Roy Wilkins Auditorium (nicknamed The Roy) is a 5,000-seat multi-purpose arena in St. Paul, Minnesota. Designed by the renowned municipal architect Clarence W. Wigington, it was built in 1932 as an arena extension to the existing St. Paul Auditorium (built 1906–1907). When the old auditorium wing was demolished in 1982, Wigington's arena wing remained. It was renamed for Roy Wilkins in 1985. It is part of the RiverCentre complex, down the hall from the Grand Casino Arena, home of the National Hockey League's Minnesota Wild.

==Events==
The University of Minnesota's Golden Gophers ice hockey team used the arena as one of its home rinks from 1932 until 1950. The Minneapolis Lakers used the Auditorium when their regular home, the Minneapolis Auditorium, was not available. The Minnesota State Boys' High School Hockey Tournament was held at the Auditorium from 1945 to 1968. It was home to the Minnesota Fighting Saints ice hockey team of the World Hockey Association (WHA) in fall 1972, before the team moved to the St. Paul Civic Center. The St. Paul Slam of the International Basketball Association played at Wilkins for two seasons, 1996–97 and 1997–98. The Minnesota Ripknees also played at the auditorium for their 2007–08 season.

The arena frequently hosts for youth athletics including local youth dance competitions and events for the Minnesota State High School League. Notably, many high school graduations have been hosted at the Roy.

The Roy Wilkins Auditorium in St. Paul has a storied history of hosting legendary performers since its opening in 1932. Known for its intimate atmosphere, it has welcomed a wide variety of musical icons across genres like rock, hip-hop, and jazz. The venue has hosted Elvis, Bob Dylan, David Bowie, Bruce Springsteen, and Nirvana. In recent history, notable acts have included Bruno Mars, Paramore, The 1975, The Lumineers, and The Gorillaz. Since the opening of nearby midsized venues like The Armory and Palace Theater, The Roy has seen less use for concerts. The most recent show was Sturgill Simpson.

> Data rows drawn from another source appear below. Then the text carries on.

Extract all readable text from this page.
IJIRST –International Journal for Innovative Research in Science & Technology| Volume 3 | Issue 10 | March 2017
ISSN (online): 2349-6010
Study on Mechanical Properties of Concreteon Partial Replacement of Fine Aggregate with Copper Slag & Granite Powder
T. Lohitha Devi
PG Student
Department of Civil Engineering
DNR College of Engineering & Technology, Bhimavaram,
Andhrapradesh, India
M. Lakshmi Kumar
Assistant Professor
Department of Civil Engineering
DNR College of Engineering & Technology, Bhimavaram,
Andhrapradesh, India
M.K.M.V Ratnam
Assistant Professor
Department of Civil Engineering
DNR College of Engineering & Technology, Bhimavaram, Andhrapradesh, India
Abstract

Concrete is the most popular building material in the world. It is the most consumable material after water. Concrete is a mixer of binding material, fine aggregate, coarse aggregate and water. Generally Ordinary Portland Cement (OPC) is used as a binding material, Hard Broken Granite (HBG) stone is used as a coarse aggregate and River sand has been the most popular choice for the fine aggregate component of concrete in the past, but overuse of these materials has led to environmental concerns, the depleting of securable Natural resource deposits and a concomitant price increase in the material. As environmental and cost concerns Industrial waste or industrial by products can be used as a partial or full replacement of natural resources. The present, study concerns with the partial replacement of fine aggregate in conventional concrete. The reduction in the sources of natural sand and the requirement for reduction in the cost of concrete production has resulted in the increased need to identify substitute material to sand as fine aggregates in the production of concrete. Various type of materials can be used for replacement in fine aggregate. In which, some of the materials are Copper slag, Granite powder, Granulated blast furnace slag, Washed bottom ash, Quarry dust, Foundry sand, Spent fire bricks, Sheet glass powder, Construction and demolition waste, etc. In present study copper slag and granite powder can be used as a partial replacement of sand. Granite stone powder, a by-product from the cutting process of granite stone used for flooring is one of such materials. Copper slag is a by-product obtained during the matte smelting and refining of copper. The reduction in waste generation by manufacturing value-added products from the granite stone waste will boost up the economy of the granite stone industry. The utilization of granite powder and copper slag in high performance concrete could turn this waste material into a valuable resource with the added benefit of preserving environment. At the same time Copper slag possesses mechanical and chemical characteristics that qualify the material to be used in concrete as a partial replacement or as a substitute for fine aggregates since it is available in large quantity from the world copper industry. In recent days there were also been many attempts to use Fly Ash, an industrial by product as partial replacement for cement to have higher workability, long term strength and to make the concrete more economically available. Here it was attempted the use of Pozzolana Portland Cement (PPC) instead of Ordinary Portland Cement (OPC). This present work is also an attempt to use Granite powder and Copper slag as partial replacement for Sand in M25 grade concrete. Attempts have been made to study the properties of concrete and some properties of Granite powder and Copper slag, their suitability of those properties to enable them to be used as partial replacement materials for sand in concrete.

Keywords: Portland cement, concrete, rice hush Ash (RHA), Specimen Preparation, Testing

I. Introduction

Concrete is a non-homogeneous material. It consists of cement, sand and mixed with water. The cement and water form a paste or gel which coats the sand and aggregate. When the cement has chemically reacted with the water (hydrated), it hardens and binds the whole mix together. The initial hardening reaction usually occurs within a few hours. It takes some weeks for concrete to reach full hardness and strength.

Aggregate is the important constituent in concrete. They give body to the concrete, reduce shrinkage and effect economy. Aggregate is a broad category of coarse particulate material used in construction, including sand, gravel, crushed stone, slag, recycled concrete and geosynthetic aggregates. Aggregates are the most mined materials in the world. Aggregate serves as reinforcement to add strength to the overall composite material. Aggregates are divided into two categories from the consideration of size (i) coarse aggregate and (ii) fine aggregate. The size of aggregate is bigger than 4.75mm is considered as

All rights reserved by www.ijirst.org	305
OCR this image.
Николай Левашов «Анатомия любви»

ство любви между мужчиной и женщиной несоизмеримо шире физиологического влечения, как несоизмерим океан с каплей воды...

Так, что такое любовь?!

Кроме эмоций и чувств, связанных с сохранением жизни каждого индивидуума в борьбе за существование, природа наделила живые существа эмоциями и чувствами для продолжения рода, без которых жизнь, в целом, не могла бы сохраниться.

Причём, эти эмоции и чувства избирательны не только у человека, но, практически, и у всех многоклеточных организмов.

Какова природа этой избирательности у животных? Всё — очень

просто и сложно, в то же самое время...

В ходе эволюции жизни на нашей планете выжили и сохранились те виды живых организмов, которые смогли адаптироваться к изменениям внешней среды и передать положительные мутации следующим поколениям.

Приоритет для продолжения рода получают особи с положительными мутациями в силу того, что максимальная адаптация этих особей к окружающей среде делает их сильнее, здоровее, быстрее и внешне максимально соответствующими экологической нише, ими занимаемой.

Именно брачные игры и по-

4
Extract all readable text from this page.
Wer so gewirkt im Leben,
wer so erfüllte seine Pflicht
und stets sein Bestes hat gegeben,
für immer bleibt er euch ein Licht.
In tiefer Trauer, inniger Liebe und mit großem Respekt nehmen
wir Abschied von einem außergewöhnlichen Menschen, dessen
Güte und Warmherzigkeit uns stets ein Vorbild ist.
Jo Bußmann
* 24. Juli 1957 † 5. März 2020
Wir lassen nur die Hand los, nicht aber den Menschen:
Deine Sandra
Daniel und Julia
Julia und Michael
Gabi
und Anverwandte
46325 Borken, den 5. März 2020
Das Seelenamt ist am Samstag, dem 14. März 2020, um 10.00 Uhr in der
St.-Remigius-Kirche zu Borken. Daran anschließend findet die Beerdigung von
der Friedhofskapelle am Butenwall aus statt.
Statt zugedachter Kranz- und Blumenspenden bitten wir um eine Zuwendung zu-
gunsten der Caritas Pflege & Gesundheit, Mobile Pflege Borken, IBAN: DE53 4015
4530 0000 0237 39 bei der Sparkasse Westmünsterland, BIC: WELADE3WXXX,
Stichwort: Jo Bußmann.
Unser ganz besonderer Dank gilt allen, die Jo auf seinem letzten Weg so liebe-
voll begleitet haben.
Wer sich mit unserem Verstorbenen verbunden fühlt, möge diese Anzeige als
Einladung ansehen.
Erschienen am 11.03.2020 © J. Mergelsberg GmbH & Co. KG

In March of 2020, Bernie Sanders held a rally at the auditorium.

In 2024, The Roy hosted the PWHL draft. Minnesota's team, The Frost, have their home ice next door and were the winner's of the first ever Walter Cup.

The arena has seen notable use for professional wrestling. On October 1, 2000 it hosted ECW's pay-per-view Anarchy Rulz. On March 26, 2025, All Elite Wrestling held a live episode of their weekly show Dynamite at the arena. Another Dynamite was held there on March 25, 2026. Additionally, several WWE NXT events have been held in the venue.

Since 2005, Roy Wilkins Auditorium has hosted games for the Minnesota Roller Derby league, one of the founding members of the Women's Flat Track Derby Association (WFTDA). The WFTDA held the 2015 WFTDA Championships at Roy Wilkins Auditorium November 6–8, 2015.